Christians in the Middle East Under Fire
January 6, 2011
Several minutes into New Year's Day, a bomb exploded at a Coptic Christian church in Alexandria, Egypt. Twenty-three people were killed and scores more were injured. The attack — timed to take place during a service when the church was full of worshipers — was the worst terrorist incident in Egypt in five years.
Far from being an isolated event, this vicious, cowardly attack was part of a growing trend of radical Islamist violence against Christians in the Middle East. (Though no group claimed credit for the bombing, the terrorist group al-Qaeda is widely suspected). Throughout the region, Christians are increasingly threatened by radical Islamists. The Christian population of the Middle East is shrinking — Christians now make up approximately 5 percent of the region's population, down from 20 percent a century ago.

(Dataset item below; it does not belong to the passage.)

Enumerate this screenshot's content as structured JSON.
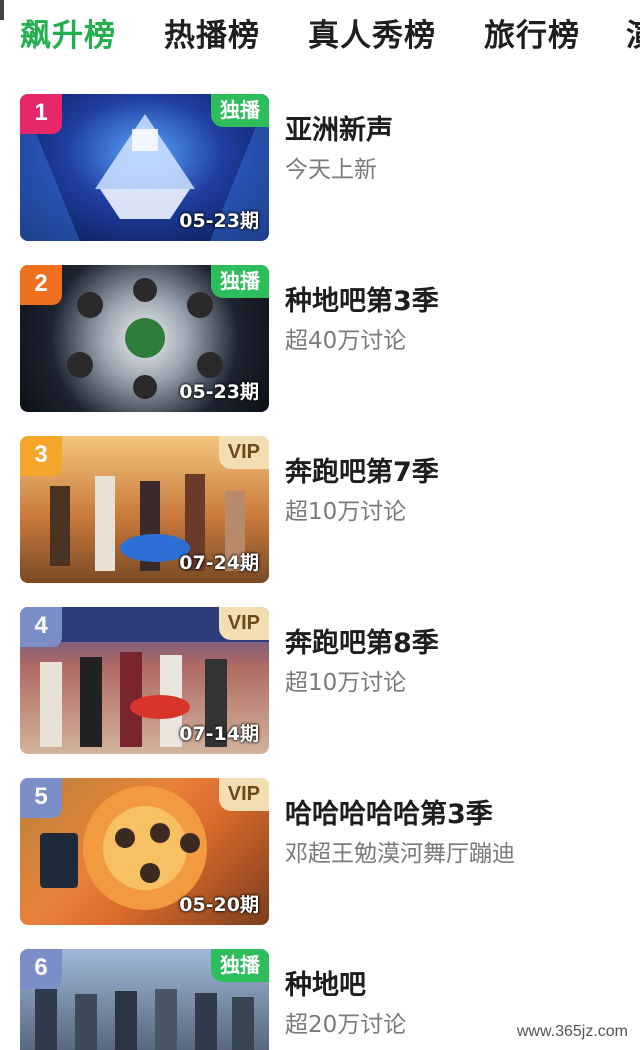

Few people are more keenly aware of this tragic situation than Canon Andrew White, an Anglican priest who heads St. George's Church in Baghdad, Iraq. White has seen many of his congregants and personal friends in Iraq killed because of their faith. "Just yesterday two elderly people in my congregation were shot dead in their homes, their only 'crime' being that they were Christians," he told the U.K. newspaper the Evening Standard in a December 15, 2010 article.
Canon White fears that Christians in Iraq may go the way of another oppressed population in the country. "My worry is that after Saturday comes Sunday — first the Jews, then the Christians. Today there are 300,000 Christians in Iraq, compared with 1.4 million 20 years ago, and thousands more leave every week."
Indeed, with radical Islamist hostility toward Christians in the region reaching a fever pitch, it seems likely that many countries in the Middle East will soon be free of the "Sunday people" (Christians) — just as they are now free of the "Saturday people" (Jews). The exception, of course, will be Israel, a country where religious freedom for all — Jews, Christians, and Muslims alike — is written into law and respected in practice.
Today, please pray for beleaguered Christians throughout the Middle East. May God protect them from those who mean them harm, and allow them to worship as they see fit, free from the threat of violence. May He comfort all those who have lost loved ones in attacks. And may He bless them with His most precious of gifts — the gift of shalom, peace.